2020-07-08

(Ab)using Microsoft's symbol servers, for fun and profit

Since I find myself doing this on regular basis (Hail Ghidra!), and can never quite remember the commands.

Say you have a little Microsoft executable, such as the latest ARM64 version of usbxhci.sys, that you want to investigate using Ghidra.

Of course, one thing that can make the whole difference between hours of "Where the heck is the function call for the code I am after?" and a few of seconds of "Judging by its name, this call is the most likely candidate" is the availability of the .pdb debug symbols for the Windows executable you are analysing.

You may also know that, because of the huge corporate ecosystem they have where such information might be critical (as well as some government pressure to make it public), it so happens that Microsoft does make available a lot of the debug information that was generated during the compilation of Windows components.
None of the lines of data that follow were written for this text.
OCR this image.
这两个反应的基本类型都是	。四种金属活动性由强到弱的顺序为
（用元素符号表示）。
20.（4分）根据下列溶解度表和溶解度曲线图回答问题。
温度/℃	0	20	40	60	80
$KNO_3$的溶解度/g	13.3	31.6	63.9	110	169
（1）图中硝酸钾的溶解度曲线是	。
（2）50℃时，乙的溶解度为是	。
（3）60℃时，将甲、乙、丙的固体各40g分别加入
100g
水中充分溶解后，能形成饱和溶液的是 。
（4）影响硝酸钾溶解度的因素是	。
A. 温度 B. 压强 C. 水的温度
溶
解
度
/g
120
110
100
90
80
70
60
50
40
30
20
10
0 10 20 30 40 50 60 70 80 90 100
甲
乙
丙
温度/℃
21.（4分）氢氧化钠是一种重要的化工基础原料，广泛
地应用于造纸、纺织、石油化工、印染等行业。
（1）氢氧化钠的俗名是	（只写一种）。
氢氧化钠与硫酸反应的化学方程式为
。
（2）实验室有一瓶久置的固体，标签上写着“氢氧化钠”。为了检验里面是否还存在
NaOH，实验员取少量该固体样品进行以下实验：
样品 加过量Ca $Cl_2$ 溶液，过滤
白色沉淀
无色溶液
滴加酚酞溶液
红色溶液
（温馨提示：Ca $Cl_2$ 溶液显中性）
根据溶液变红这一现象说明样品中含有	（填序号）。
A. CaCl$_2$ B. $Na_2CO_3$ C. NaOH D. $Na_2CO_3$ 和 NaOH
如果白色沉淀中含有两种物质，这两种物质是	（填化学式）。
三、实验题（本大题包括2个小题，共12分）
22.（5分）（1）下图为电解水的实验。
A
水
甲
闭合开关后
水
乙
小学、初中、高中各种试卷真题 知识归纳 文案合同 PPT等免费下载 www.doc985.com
Now, since it can amount to a large volume of data (one can usually expect a .pdb to be 3 to 5 times larger than the resulting code) this debug information is not usually provided with Windows, unless you are running a Debug/Checked build.

But it can "easily" be retrieved from Microsoft's servers. Here's how.

First of all, you need to ensure that you have the Windows SDK or Windows Driver Kit installed. If you have Visual Studio 2019 (remember, the Community Edition of VS2019 is free) with the C++ development environment, these should already have been installed for you. But really it's up to you to sort that out and alter the paths below as needed.

With this prerequisite taken care of, you should find a commandline executable called symchk.exe somewhere in C:\Program Files (x86)\Windows Kits\10\Debuggers\x64\. This is the utility that can connect to the Microsoft's servers to fetch the symbol files, i.e. the compilation .pdb's that Microsoft has made public.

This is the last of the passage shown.